On Friday, a spokeswoman for the ATF said the bureau was still reviewing whether a 302 should preclude someone under federal law from buying a gun.

"ATF is reviewing whether Pennsylvania's 302 commitment is a federal prohibition under" federal statute, she said in an email. "There is no date for when the review will be completed."

Despite the fact it remains unclear whether a 302 would bar someone under federal law from buying a gun, state police submitted all of their records -- including 302s -- to the national database. About 70 to 75 percent of the records submitted are 302s.

Col. Snyder said state police are working under the assumption that the ATF has ruled 302s preclude gun ownership, contrary to what ATF has told the Pittsburgh Post-Gazette. He said state police received an email from the NICS in November with an attached ATF opinion affirming that view.

"The opinion clearly states that ATF agrees with [state police] that all involuntary mental health commitments under Pennsylvania law, including [302] commitments, prohibit individuals from possessing firearms under" the federal statute, state police Commissioner Frank Noonan wrote in a letter to NICS.

Six days later, a state police lieutenant received a call from NICS "stating the issue had not been resolved and that ATF would provide further guidance," he wrote.

Col. Snyder said because they've received no further communication from ATF, they based their decision to transmit records on the opinion they received in the email. He said state police have never had any direct communication with ATF, a claim the bureau denies.

Despite the confusion, Stephen Fischer, a spokesman for NICS, said states can make their own determination as to what is qualifying. Pennsylvania's records had been accepted.

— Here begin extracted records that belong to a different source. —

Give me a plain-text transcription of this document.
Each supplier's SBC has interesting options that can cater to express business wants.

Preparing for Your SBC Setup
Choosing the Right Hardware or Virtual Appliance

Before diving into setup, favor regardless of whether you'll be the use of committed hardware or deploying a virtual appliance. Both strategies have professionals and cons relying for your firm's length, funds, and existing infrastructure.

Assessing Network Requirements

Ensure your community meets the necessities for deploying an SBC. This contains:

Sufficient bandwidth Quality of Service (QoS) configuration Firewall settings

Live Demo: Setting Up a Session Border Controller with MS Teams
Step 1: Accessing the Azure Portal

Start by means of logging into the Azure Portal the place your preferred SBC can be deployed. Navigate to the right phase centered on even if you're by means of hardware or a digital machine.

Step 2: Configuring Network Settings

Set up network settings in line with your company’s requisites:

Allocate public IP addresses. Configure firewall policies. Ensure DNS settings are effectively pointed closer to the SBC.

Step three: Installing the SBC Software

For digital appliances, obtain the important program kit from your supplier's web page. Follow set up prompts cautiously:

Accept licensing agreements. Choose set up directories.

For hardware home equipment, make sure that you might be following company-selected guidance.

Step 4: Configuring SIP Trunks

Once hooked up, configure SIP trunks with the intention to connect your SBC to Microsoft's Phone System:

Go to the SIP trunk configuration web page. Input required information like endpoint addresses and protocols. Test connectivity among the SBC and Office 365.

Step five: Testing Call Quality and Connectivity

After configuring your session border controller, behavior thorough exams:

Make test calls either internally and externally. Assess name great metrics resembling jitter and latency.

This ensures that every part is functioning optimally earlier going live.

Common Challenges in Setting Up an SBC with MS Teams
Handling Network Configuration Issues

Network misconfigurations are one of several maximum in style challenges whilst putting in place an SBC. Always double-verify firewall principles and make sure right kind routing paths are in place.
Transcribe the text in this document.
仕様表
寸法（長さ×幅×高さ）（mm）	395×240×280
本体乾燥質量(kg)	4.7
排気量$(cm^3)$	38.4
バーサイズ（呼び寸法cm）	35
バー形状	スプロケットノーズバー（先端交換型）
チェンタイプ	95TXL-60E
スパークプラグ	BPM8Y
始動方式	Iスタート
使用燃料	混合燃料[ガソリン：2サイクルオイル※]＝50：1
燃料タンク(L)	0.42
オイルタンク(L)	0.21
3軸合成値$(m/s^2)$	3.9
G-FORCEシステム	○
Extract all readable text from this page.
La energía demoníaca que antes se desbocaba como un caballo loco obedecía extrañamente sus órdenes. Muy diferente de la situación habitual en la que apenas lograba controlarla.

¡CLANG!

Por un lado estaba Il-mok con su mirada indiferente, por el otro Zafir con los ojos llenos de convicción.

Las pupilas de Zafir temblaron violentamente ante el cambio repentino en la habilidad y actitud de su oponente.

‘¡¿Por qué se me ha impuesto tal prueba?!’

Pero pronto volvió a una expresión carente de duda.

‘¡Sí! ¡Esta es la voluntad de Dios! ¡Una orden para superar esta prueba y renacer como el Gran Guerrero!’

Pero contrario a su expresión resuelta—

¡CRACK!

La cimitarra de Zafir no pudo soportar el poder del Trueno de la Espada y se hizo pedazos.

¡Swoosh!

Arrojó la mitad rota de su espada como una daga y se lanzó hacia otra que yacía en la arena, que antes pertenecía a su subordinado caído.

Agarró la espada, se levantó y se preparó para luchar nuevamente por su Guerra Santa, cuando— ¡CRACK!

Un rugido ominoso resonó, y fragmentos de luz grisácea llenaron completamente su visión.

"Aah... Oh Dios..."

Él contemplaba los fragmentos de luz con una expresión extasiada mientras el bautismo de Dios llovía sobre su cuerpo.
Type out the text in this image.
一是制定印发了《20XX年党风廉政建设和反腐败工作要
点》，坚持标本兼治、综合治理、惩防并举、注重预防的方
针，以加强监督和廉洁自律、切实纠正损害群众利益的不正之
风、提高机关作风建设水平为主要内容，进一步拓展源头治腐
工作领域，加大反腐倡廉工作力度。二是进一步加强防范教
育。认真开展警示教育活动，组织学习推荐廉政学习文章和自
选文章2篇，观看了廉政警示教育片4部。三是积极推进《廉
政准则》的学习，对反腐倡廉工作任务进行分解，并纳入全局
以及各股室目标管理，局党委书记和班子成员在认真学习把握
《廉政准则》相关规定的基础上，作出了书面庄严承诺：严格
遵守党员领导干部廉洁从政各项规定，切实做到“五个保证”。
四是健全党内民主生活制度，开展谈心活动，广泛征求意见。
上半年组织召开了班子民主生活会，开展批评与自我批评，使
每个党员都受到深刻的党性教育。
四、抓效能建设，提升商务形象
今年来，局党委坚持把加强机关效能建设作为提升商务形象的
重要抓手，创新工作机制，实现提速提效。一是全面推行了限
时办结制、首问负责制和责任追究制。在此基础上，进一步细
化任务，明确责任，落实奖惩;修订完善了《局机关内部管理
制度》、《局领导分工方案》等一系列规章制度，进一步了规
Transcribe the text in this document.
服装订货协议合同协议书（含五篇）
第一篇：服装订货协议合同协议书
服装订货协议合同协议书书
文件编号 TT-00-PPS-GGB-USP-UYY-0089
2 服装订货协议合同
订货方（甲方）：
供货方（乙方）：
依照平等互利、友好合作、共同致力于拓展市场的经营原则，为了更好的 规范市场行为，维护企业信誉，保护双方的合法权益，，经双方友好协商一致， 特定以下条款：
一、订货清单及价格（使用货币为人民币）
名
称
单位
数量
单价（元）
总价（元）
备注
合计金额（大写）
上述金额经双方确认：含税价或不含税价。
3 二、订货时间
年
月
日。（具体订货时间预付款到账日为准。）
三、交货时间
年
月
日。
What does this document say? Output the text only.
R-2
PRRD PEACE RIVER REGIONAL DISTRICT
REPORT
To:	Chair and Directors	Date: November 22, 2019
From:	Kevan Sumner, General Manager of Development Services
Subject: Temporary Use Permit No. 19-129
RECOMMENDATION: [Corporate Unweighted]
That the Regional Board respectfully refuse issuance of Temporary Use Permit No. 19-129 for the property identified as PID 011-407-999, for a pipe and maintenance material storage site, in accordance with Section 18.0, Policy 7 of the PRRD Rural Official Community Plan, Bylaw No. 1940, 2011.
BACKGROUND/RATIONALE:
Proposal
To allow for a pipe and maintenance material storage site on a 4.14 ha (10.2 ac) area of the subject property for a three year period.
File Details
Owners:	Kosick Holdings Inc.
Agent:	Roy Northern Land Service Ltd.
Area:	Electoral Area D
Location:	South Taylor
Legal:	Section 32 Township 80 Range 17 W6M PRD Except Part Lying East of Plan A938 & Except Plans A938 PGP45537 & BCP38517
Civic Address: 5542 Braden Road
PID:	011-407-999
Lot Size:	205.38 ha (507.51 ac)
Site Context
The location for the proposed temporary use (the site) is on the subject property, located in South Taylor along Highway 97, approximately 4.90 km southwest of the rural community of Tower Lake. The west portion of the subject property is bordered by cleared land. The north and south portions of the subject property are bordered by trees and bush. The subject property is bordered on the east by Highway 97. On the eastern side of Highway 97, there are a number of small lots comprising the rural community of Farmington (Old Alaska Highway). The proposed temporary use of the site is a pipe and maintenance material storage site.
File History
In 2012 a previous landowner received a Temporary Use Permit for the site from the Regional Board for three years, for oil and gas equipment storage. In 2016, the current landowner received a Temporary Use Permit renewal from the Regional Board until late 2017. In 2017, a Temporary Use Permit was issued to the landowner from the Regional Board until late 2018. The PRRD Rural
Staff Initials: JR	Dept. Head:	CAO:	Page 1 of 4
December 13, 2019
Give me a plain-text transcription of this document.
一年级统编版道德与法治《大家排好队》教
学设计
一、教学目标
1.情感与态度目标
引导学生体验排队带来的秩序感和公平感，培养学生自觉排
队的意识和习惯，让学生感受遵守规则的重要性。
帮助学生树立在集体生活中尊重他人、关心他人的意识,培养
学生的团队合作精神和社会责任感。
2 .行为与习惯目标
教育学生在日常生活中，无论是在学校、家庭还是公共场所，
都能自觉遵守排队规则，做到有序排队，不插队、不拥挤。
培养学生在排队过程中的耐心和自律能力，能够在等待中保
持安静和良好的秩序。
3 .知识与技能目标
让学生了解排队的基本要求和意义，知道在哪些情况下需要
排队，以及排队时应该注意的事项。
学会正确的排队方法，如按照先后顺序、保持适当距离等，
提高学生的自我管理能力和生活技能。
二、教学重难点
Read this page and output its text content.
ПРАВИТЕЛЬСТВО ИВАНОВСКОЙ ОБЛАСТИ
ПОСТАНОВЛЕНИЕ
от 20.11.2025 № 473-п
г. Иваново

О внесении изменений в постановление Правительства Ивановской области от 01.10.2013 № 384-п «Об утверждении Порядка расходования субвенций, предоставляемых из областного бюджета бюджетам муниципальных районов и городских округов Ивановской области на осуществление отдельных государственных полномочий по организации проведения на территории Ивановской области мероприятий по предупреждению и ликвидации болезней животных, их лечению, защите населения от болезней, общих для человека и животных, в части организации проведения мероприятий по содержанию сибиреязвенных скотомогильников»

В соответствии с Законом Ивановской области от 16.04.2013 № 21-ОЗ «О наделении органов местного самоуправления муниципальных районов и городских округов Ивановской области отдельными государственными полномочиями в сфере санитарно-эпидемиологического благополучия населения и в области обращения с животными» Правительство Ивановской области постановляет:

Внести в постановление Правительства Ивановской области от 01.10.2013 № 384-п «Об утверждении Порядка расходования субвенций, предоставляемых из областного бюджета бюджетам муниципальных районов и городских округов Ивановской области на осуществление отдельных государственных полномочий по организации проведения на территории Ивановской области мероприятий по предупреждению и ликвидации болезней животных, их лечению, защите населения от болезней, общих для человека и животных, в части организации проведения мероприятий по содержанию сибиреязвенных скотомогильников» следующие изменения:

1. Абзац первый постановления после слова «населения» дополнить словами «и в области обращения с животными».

Gun control advocates across the state applauded the state police's efforts.

Lancaster Mayor Rick Gray, the Pennsylvania chair of Mayors Against Illegal Guns, said it was an "important step" in helping ensure that guns are kept out of the hands of those who could use them illegally.

For CeaseFirePA, encouraging the state to submit its mental health records has long been a priority. Two weeks ago, in one of the many meetings convened by Vice President Joe Biden to discuss gun control, executive director Shira Goodman told him of the more than half-million mental health records that had not yet been submitted. She said she was "pleased" the problem was rectified.

"We need to make sure we have a really strong background check system," she said. "Legal and technical difficulties should never be the answer to why we aren't making people safer."

She pinned the delay in part on the ATF.

"Whether there's a budget problem, whether there's communications [problem], there needs to be some clarity," she said. "This is not rocket science.

"They can't make it hard for the state to comply. If Pennsylvania's experience [is] not unique, that needs to be fixed."